As Switzerland gingerly emerges from COVID-19 closures, restaurateurs across the country had been facing the requirement, starting Monday, to take down the names and numbers of their patrons as part of efforts to track contacts of coronavirus victims.
But after privacy advocates, restaurant owners and legal experts all cried foul, government officials backed down on their plans, acknowledging that a legal basis didn't exist for such a requirement. They are now saying leaving the information is optional — but recommended.

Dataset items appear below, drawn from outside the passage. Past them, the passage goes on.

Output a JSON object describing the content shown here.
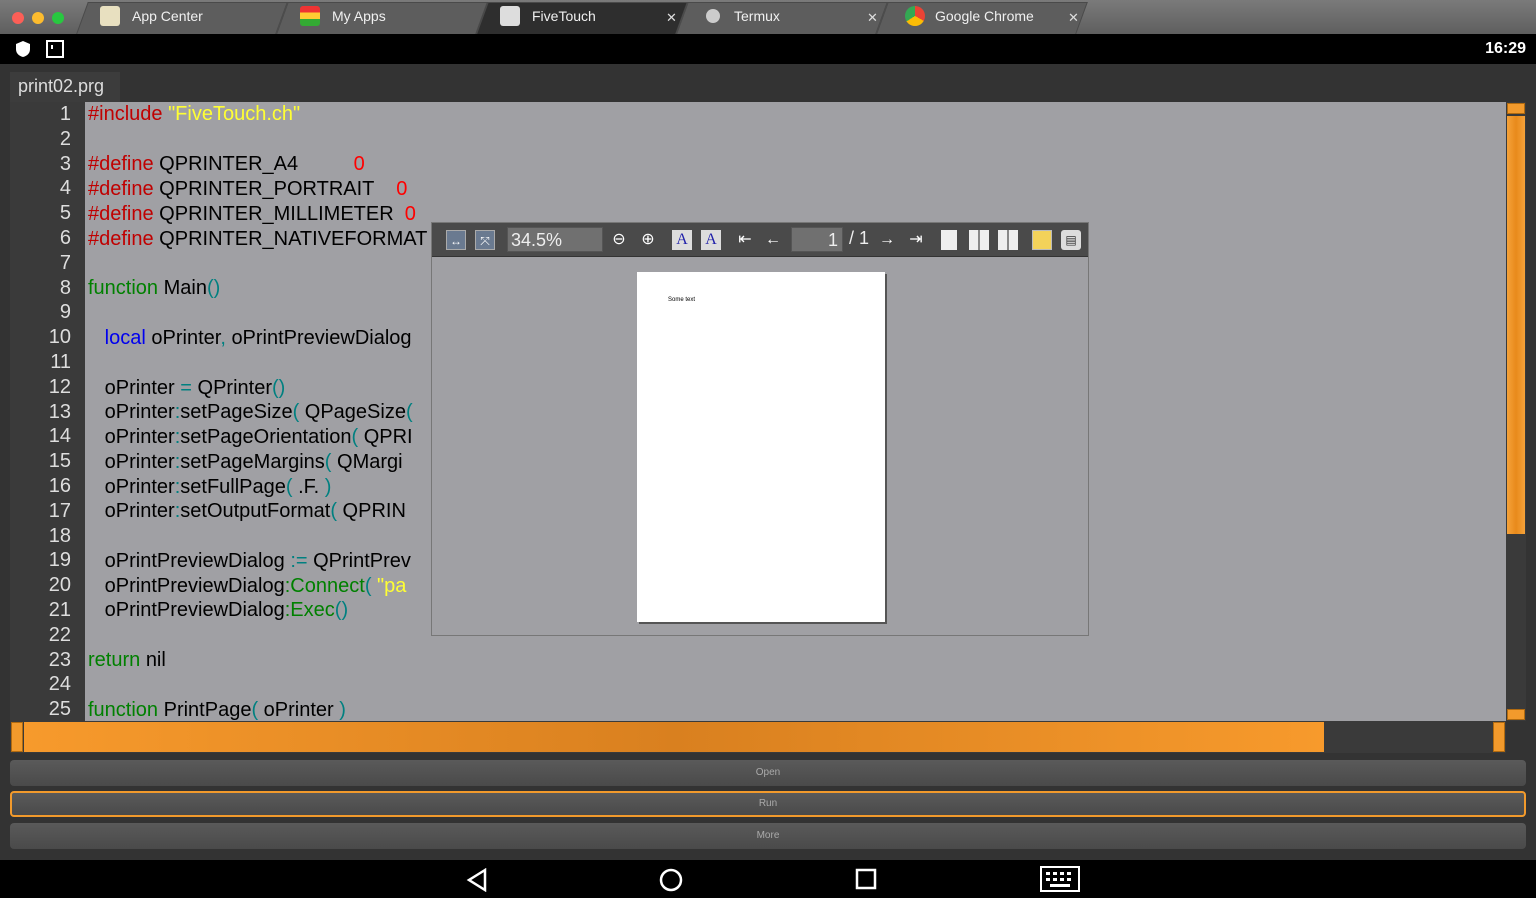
{
  "tabs": [
    {
      "label": "App Center"
    },
    {
      "label": "My Apps"
    },
    {
      "label": "FiveTouch"
    },
    {
      "label": "Termux"
    },
    {
      "label": "Google Chrome"
    }
  ],
  "status": {
    "time": "16:29"
  },
  "editor": {
    "filename": "print02.prg",
    "line_numbers": [
      "1",
      "2",
      "3",
      "4",
      "5",
      "6",
      "7",
      "8",
      "9",
      "10",
      "11",
      "12",
      "13",
      "14",
      "15",
      "16",
      "17",
      "18",
      "19",
      "20",
      "21",
      "22",
      "23",
      "24",
      "25"
    ]
  },
  "preview": {
    "zoom": "34.5%",
    "page": "1",
    "page_total": "/ 1",
    "page_text": "Some text"
  },
  "actions": {
    "open": "Open",
    "run": "Run",
    "more": "More"
  },
  "colors": {
    "accent": "#f29a2c",
    "window_bg": "#333333"
  }
}
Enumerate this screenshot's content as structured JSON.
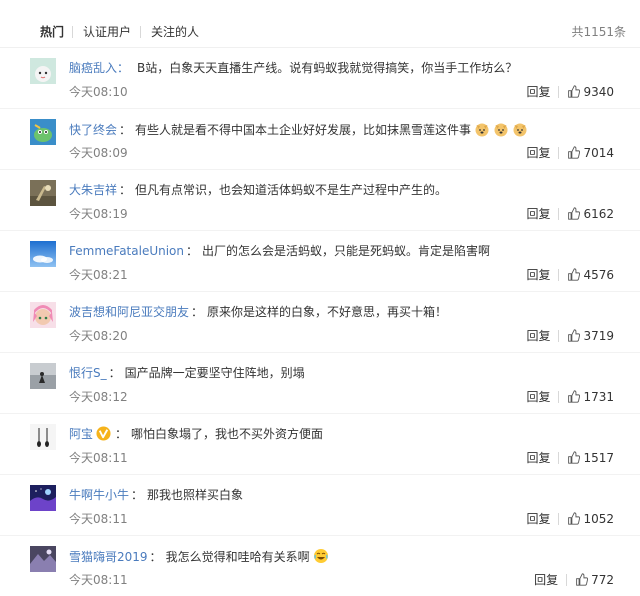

The flip-flop in a country known for respecting privacy epitomizes the challenges faced by many governments about how to strike the right balance among public health, privacy and livelihoods as they adjust to the new normal presented by the pandemic — and gradually reopen businesses.
In neighboring Austria, Tourism Minister Elisabeth Koestinger said restaurant-goers won't be required to register. They will be asked to reserve in advance, though, so restaurant owners can plan better.
Swiss Home and Health Minister Alain Berset sought to clear up the Swiss conundrum at a news conference Friday, saying a “protection plan” called for operators of restaurants or bars to seek the details of at least one contact person per table in case a coronavirus case turned up there.
“Customers will be invited to participate, give their names, but it will remain voluntary, optional, with regard to data protection,” he said. Swiss restaurant and bar owners who are eager to reopen had dreaded another requirement as they already faced headaches like staffing uncertainties, doubts about whether customers will show, the need to make disinfectant available and a requirement to increase spacing between tables.
In an interview published Friday in Le Temps newspaper, hours before the government reversed course, Federal Data Protection and Information Commissioner Adrian Lobsiger said there was no legal basis to require restaurateurs to obtain personal data from diners. He reluctantly admitted the government could still create such a legal basis, by using emergency powers.
“It’s not ideal, I’ll admit,” he said. “Creating such an obligation, even with a solid legal basis, is not good insofar as there’s naturally the risk that people will provide false information.” The government is seeking the information as part of “contact tracing” — keeping track of who goes where, when, so that the outbreak can be monitored.
Those measures weren't feasible when case counts were spiking in Switzerland, with hundreds of cases being confirmed each day. But at 8 a.m. Friday, Switzerland counted just 81 more confirmed cases from a day earlier, raising its total in the outbreak to 30,207 confirmed and 1,526 deaths. Restaurants have been forced to close for weeks, but Monday marks the reopening for them and also for most schools and businesses.
Even though it can't be enforced, the government urged Swiss diners to leave their details anyway. “The optional provision of personal details is important to allow for contact tracing, in case an employee gets sick,” a government information released Friday said. “Customers thus have every interest to provide their details.”
Restaurants still face other new rules. Groups, with the exception of families, will be limited to no more than four people; tables must be at least two meters (more than six feet) apart, unless a divider separates them; patrons will need access to disinfectant or soap and water upon entry, among other things.
Berset said he had no plans to go to a restaurant himself, for the moment.